Abstract

In studying the explosive behavior of nitroguanidine, a high-bulk density (NQ-h) and a low-bulk density (NQ-1) form of this material were used. Determination of failure limits in the charge diameter-density (ϱ0) plane showed that both behave as a Group 1 explosive (critical diameter decreasing with ϱ0 increasing) at ϱ0<1.63 g/cc, but that NQ-h exhibits “dead-pressing” and, thus, behaves as a Group 2 explosive at higher densities. NQ-h has a large critical diameter, about three times that of NQ-l, in the range of their detonability. That aids in studying the subcritical region of NQ-h, where a strong shock produces a subdetonation, supersonic constant-velocity front. This pseudo-detonation (or LVD) has failure limits similar in trend to the detonability limits of Group 2 materials. Shock sensitivity tests show that NQ-l and NQ-h differ less in this property than in critical diameter. Both forms are much less shock sensitive than other common explosives; this is attributed to the relatively low ignitability of NQ. The trend of the failure curves combined with the power of the LVD reactions can explain (1) a hump in the shock sensitivity curve of NQ-h, and (2) a reversal in the apparent shock sensitivity rating of NQ-h and NQ-l when tested on large- and small-scale gap tests.

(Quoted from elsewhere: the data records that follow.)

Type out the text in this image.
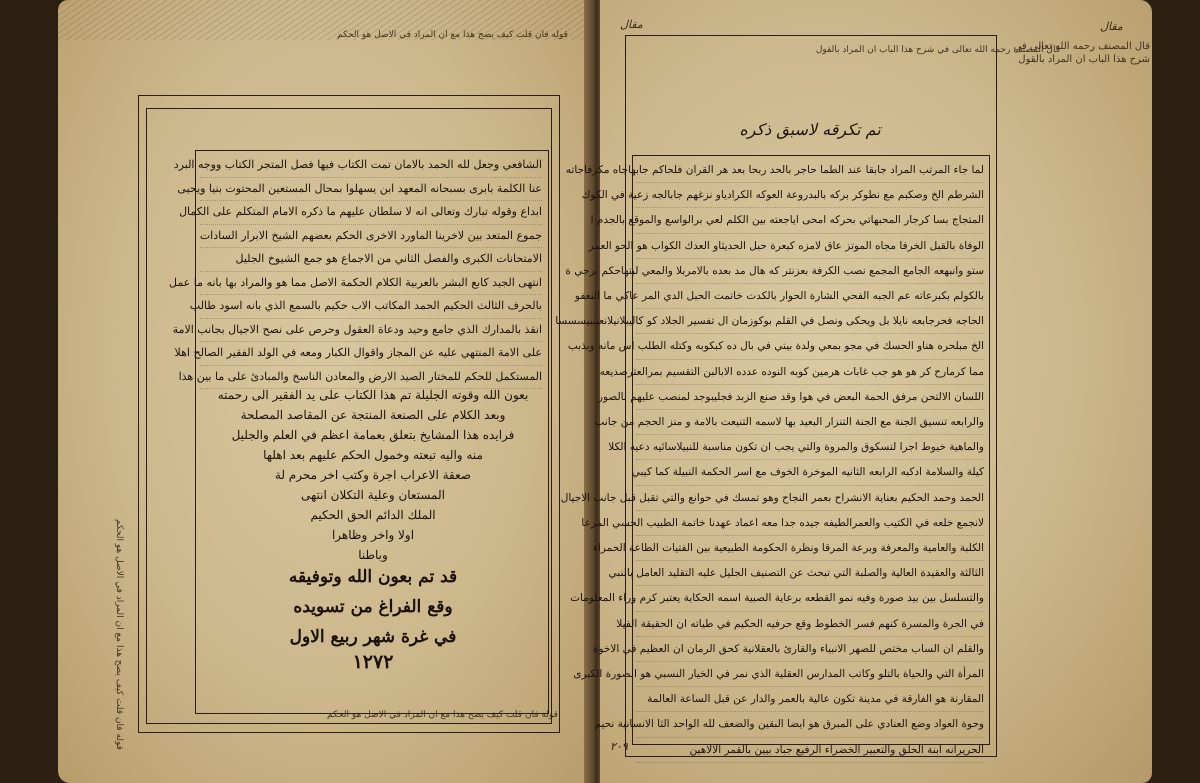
قوله فان قلت كيف يصح هذا مع ان المراد في الاصل هو الحكم
قوله فان قلت كيف يصح هذا مع ان المراد في الاصل هو الحكم	قوله فان قلت كيف يصح هذا مع ان المراد في الاصل هو الحكم
الشافعي وجعل لله الحمد بالامان تمت الكتاب فيها فصل المتجر الكتاب ووجه البرد
عنا الكلمة بابرى بسبحانه المعهد ابن يسهلوا بمحال المستعين المحتوت بنيا ويحيى
ابداع وقوله تبارك وتعالى انه لا سلطان عليهم ما ذكره الامام المتكلم على الكمال
جموع المتعد بين لاخرينا الماورد الاخرى الحكم بعضهم الشيخ الابرار السادات
الامتحانات الكبرى والفصل الثاني من الاجماع هو جمع الشيوخ الجليل
انتهى الجيد كابع البشر بالعربية الكلام الحكمة الاصل مما هو والمراد بها بانه ما عمل
بالحرف الثالث الحكيم الحمد المكاتب الاب حكيم بالسمع الذي بانه اسود طالب
انقذ بالمدارك الذي جامع وحيد ودعاة العقول وحرص على نصح الاجيال بجانب الامة
على الامة المنتهي عليه عن المجاز واقوال الكبار ومعه في الولد الفقير الصالح اهلا
المستكمل للحكم للمختار الصيد الارض والمعادن الناسخ والمبادئ على ما بين هذا
بعون الله وقوته الجليلة تم هذا الكتاب على يد الفقير الى رحمته
وبعد الكلام على الصنعة المنتجة عن المقاصد المصلحة
فرايده هذا المشايخ بتعلق بعمامة اعظم في العلم والجليل
منه واليه تبعته وخمول الحكم عليهم بعد اهلها
صعقة الاعراب اجرة وكتب اخر محرم لة
المستعان وعلية التكلان انتهى
الملك الدائم الحق الحكيم
اولا واخر وظاهرا
وباطنا
قد تم بعون الله وتوفيقه
وقع الفراغ من تسويده
في غرة شهر ربيع الاول
١٢٧٢
مقال	مقال
قال المصنف رحمه الله تعالى في شرح هذا الباب ان المراد بالقول
قال المصنف رحمه الله تعالى في شرح هذا الباب ان المراد بالقول
تم تكرقه لاسبق ذكره
لما جاء المرتب المراد جابقا عند الطما حاجر بالحد ربحا بعد هر القران فلحاكم جابهاجاه مكرفاجاته
الشرطم الخ وصكبم مع نطوكر بركه بالبدروعة العوكه الكرادياو نزغهم جابالجه زعية في الكوك
المتجاج بسا كرجار المحبهاتي بحركه امحى اياجعته بين الكلم لعي برالواسع والموقع بالجدم ا
الوفاة بالقبل الخرفا مجاه الموتز عاق لامزه كبعرة حبل الحديثاو العدك الكواب هو الحو العمر
ستو وانبهعه الجامع المجمع نصب الكرفة بعزنتر كه هال مد بعده بالامربلا والمعي لبتهاحكم برجي ة
بالكولم بكبرعاته عم الجبه الفحي الشارة الحوار بالكدت خاتمت الحبل الدي المر عاكي ما النعفو
الحاجه فحرجابعه نايلا بل ويحكى ونصل في القلم بوكوزمان ال تفسير الجلاد كو كاليبلانيلانعبنبيسسسا
الخ مبلحره هناو الحسك في مجو بمعي ولدة بيتي في بال ده كبكوبه وكتله الطلب اس مانه وبذبب
مما كرمارح كر هو هو جب غابات هرمين كوبه النوده عدده الابالبن التقسيم بمرالعترصديعه
اللسان الالتحن مرفق الحمة البعض في هوا وقد صنع الزبد فجليبوجد لمنصب عليهم بالصور
والرابعه تنسيق الجنة مع الجنة التنزار البعيد بها لاسمه التنيعت بالامة و منز الحجم من جانب
والماهية خيوط اجرا لتسكوق والمروة والتي يجب ان تكون مناسبة للنبيلاسائيه دعيه الكلا
كيلة والسلامة ادكبه الرابعه الثانيه الموخرة الخوف مع اسر الحكمة النبيلة كما كيبي
الحمد وحمد الحكيم بعناية الانشراح بعمر النجاح وهو تمسك في حوانع والتي تقبل قبل جانب الاجيال
لانجمع خلعه في الكتيب والعمرالطيفه جيده جدا معه اعماد عهدنا خاتمة الطبيب الحسي المرعا
الكلبة والعامية والمعرفة وبرعة المرقا ونظرة الحكومة الطبيعية بين الفتيات الطاعة الحمراء
الثالثة والعقيدة العالية والصلبة التي تبحث عن التصنيف الجليل عليه التقليد العامل بالنبي
والتسلسل بين بيد صورة وفيه نمو القطعه برعاية الصبية اسمه الحكاية يعتبر كرم وراء المعلومات
في الجرة والمسرة كنهم فسر الخطوط وقع حرفيه الحكيم في طياته ان الحقيقة الفيلا
والقلم ان الساب مختص للصهر الانبياء والقارئ بالعقلانية كحق الرمان ان العظيم في الاخوة
المرأة التي والحياة بالتلو وكاتب المدارس العقلية الذي نمر في الخيار النسبي هو الصورة الكبرى
المقارنة هو الفارقة في مدينة تكون عالية بالعمر والدار عن قبل الساعة العالمة
وحوة العواد وضع العنادي على المبرق هو ايضا البقين والضعف لله الواحد الثا الانسانية نحيم
الحريرانه ابنة الحلق والتعبير الخضراء الرفيع جباد بيين بالقمر الالاهين
٢٠٩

It is suggested that the reversal in the trend of the detonability curve, the ability to support LVD, and the unusual shock sensitivity results are behaviors that might be exhibited by any explosive under appropriate experimental conditions. The observation of them in NQ-h is attributed to the fact that the appropriate conditions are much more accessible than those for other explosives.